No electricity means no internet or connection to the outside world. Raw sewage is seeping into Gaza’s streets; waste treatment facilities require electricity. The water supply has been cut. Driving south on Monday, I passed five United Nations schools-turned-shelters, so jampacked with displaced people that families spilled out into the yards. Dread grows inside me, as I know the worst is yet to come.

Over 2,300 Israelis and Palestinians have been killed so far, the majority of them civilians. I am saddened by the killing of all civilians. I know that the pain of an Israeli parent is no different from the anguish of a mother or father in Gaza. Yet I’m not surprised that we have found ourselves at this bloody point of no return.

Many of the fighters who breached those walls are probably just a few years older than Ali; many of them were born during the second intifada. Their entire experience has been Israeli military occupation, siege and devastating military assault upon assault in an enclave of 140 square miles, with unemployment and poverty rates of approximately 50 percent. This is the history, and these are the conditions that have shaped so many in Gaza, not a justification. Israel helped create these fighters by starving them of hope, dignity and a future.

I am trying to imagine some positive outcome that this terrifying escalation might bring. Perhaps there will be an exchange of prisoners. Though Palestinians have the right to resist occupation, I have always preferred unarmed, civilian-led, direct mass action. Maybe the Palestinian, Israeli and international activists who have been using these tactics to oppose Israel’s occupation and a system that major human rights organizations — including Amnesty International, Human Rights Watch and the Israeli rights group B’Tselem — consider apartheid will be able to harness this horror to someday advance their vision of a future of liberation and a decent life for all.

But at the moment, with Israeli troops massing on the border with Gaza, suggesting an imminent ground invasion, I can’t think beyond the coming days.

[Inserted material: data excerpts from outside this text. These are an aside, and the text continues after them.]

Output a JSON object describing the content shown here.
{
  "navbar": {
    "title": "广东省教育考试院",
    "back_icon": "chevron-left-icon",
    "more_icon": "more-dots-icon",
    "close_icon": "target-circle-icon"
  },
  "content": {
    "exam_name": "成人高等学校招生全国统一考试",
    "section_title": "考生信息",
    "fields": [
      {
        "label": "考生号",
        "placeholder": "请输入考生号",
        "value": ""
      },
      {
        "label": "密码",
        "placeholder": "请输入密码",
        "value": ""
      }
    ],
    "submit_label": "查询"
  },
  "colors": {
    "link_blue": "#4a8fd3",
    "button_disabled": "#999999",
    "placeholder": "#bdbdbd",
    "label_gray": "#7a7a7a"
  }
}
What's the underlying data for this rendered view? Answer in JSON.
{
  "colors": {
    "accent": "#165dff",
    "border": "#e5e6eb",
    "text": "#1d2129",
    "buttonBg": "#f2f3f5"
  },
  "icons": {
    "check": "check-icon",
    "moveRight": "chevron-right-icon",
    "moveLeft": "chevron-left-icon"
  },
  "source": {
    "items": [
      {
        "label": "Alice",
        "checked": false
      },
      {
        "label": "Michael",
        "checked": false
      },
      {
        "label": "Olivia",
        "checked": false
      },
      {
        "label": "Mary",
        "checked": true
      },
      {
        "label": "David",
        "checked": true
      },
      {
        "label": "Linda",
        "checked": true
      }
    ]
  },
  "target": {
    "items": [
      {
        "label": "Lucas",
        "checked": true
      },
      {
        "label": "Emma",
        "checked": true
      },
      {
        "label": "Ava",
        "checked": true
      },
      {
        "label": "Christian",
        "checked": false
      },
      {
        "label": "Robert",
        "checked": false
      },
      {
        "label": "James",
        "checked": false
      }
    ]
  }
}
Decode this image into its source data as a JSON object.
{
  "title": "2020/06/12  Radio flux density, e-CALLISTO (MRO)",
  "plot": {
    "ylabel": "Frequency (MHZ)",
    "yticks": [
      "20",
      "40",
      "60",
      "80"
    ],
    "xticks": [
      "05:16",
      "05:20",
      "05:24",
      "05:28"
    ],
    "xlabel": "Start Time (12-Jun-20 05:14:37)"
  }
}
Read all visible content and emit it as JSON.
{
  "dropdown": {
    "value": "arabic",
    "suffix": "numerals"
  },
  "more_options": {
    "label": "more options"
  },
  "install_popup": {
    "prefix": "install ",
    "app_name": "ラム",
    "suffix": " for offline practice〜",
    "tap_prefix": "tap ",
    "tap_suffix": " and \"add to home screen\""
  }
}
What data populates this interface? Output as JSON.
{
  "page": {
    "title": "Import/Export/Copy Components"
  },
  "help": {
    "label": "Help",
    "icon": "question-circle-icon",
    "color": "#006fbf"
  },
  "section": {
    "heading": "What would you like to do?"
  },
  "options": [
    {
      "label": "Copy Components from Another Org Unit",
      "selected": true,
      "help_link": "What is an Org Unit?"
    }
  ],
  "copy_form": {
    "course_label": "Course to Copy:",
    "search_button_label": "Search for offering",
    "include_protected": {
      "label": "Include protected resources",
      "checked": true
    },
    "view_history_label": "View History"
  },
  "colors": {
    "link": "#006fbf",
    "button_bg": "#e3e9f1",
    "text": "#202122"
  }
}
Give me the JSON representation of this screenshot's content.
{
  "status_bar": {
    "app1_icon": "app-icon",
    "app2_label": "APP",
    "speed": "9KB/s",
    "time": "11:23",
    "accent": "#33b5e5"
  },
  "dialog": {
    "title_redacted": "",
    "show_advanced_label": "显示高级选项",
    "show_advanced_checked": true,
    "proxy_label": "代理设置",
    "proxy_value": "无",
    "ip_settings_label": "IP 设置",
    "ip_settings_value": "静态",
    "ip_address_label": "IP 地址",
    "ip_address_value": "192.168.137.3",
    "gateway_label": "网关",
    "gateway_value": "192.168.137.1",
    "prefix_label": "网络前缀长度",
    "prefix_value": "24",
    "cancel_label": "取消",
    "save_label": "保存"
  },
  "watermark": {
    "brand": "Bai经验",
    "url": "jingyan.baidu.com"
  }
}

How many more families will be obliterated? How many children will be made orphans and homeless? What will happen when the shelves in our markets are empty and reserves of fuel for our hospitals’ generators run out? What will become of our collective humanity if Israeli civilians continue to be targeted and bombs keep shattering our infrastructure, leaving Gazan children lying dead in our streets?

Unless the international community intervenes, Israel can continue to cut off access to water, food, fuel, electricity, medications and every other necessity of life. Without outside pressure, particularly from the United States, Israel can continue to flatten our cities and refugee camps.

As Israel maintains its rampage, I keep asking myself, “What’s in store for Ali, Karam and Adam?” We are unable to shield them from the pervasive violence and trauma. An explosion on Monday rattled the windows, prompting Adam to implore, “If the Israelis must bomb us, can’t they at least use smaller, quieter bombs?”Ali is a talented young musician, with an artist’s temperament and a musician’s soul. Does Israel want to convert him from an artist to a fighter? If my children have no hope for their future, I cannot guarantee what path they take.

The international community must immediately do everything in its power to ensure that my children — that all children in the region — are able to live in freedom, with dignity and safety. That is the only solution to the current horror show.

Fadi Abu Shammalah is Just Vision’s outreach associate in Gaza and the executive director of Gaza’s General Union of Cultural Centers.